Having had that victory, I was encouraged to take another step. I’ll be starting off 2017 with a tennis racket and a few tennis balls I got myself for Christmas. I went to the place where I used to hit balls against the wall at a nearby community college. I had not been there in like 30 years. I tell you what … I still got “IT”!!!

My resolution is to visit this place frequently in 2017. I want my racket and I to become close pals.  Now I don’t mean playing tennis in a two or foursome. Oh, no, not me. I dig the sound of “solo”. I am perfectly content to it just being me, my racket and ball, and the wall.

Baby Steps on the Spectrum

I take a variety of assignments as a substitute teaching assistant. Most of them are in special education which was how I came to suspect I was living on the spectrum. But ever so often, I can hang out in the gym subbing for a P.E. aide.
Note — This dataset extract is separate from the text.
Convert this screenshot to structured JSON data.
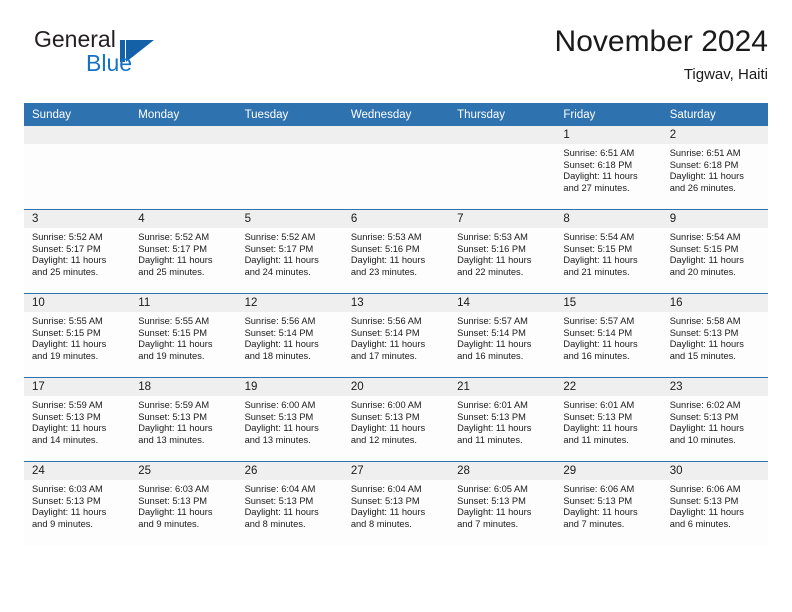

One such day I was alone in the gym for a short time. I saw a basketball on the floor and I got the inkling to see if I could toss it anywhere near the hoop. My expection was not high enough that the ball would go through; just in the ball park of the hoop. Since there were no eyewitnesses, I had nothing to lose. The ball never quite made it through the hoop, but it came awfully close. What surprised me wasn’t so much that my tosses weren’t totally far off from the intended target, but I liked it. I sure never did when I was in school.

Why now? It was something I could do solo! It doesn’t take two to shoot baskets. Now if someone had come in and joined me on the court, it would have poured cold water on my fun. I would have dropped the ball and let the other person have the court. ASD explains why I can enjoy playing games but only those that are very simple if I have to play in a group; or even far better, I can play by myself. I dig the sound of “solo”!

Later in the day, I was with three special education aides and their class for their half-hour of gym time alone. The three other ladies were talking amidst themselves. I eyed a basketball and decided to risk shooting baskets even though there were witnesses. I was emboldened because having tried earlier, I already knew I wasn’t a total klutz at it. After a few attempts, I finally got the ball through the hoop. I was so proud! I lifted my arm in triump, turned and looked back for some reaction, like maybe applause or something. The three aides were immersed in conversation and the kids were occupied playing. I was a little disappointed at having a victory with no cheer, but I didn’t bother with asking them, “Did you see what I did?”

I continued shooting baskets as if I was a natural. I stopped when my upper right arm muscle cried foul.

I know this is a simple everyday kind of risk-taking story. Well, many bumps along the road of living on the autistic spectrum are simple stories. Baby steps.